Mereka tak sesali akan penyakit
yang diderita anak-anaknya. Di rumah singgah, mereka jalani hari sembari
mengharap anaknya dapat sembuh dan tumbuh menjadi anak yang kelak dapat buat
mereka bangga.
Oleh: Febrian Fachri
Foto: Ridha Annisa Sebayang |
Karena tak ada penanganan untuk penyakit yang diderita Yulius,
Telamanua membawa Anak sulungnya ini berobat ke Jakarta pada Mei 2010. Yulius
dibawa ke RS Atma Jaya.
Di sana ia divonis menderita kanker darah atau leukimia. Kakinya
dioperasi untuk menghilangkan bengkak yang membuat Yulius menderita. Namun
ternyata belum berhenti di situ. Meski Yulius sudah dioperasi, ia harus rutin
untuk menjalani kemoterapi, yaitu terapi kanker yang melibatkan penggunaan zat
kimia ataupun obat-obatan yang bertujuan untuk menghilangkan sel-sel kanker
dengan cara meracuninya.
Tak adanya
fasilitas kemoterapi di RS Atma Jaya, Telamanua membawa Yulius ke RS Kanker
Dharmais. Seminggu ia di sana juga tak ada hasil. Sebab dokter yang dapat menangani
sedang berada di luar negeri.
Maka Yulius diboyong ke RS Dr Cipto Mangunkusumo di Jakarta Pusat.

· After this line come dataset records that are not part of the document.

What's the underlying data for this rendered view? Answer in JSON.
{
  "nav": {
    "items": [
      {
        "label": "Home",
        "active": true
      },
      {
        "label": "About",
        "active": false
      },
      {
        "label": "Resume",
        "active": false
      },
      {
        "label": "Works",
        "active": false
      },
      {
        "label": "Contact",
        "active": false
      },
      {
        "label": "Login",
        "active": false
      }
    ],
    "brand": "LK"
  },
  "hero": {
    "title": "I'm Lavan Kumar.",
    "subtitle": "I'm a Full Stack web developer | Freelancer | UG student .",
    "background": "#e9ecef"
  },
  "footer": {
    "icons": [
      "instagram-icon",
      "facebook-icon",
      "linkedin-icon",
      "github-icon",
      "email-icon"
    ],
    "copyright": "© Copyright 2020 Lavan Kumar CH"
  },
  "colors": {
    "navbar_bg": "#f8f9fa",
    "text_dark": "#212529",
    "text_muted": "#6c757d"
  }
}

Ada enam bulan waktu dihabiskan untuk pengobatan Yulius selama di Jakarta.
Adanya sedikit kemajuan kondisi Yulius, Telamanua membawanya balik ke Nias.
“Tak berapa lama kembali ke Nias, si Yulius kambuh, kalau dibawa lagi ke
Jakarta tak ada lagi biaya karena sudah habis ratusan juta. Jadi saya bawa ke RS
Adam Malik Medan saja,” ujar Telamanua.
Telamanua hanya berprofesi penjual daging dan juga sebagai petani
di Nias. Biaya yang sudah banyak ia keluarkan untuk berobat Yulius dari
hartanya yang sudah terjual, bahkan ia juga sudah berutang sana-sini. Sekarang
perekonomian keluarganya dipegang istrinya yang masih berjualan.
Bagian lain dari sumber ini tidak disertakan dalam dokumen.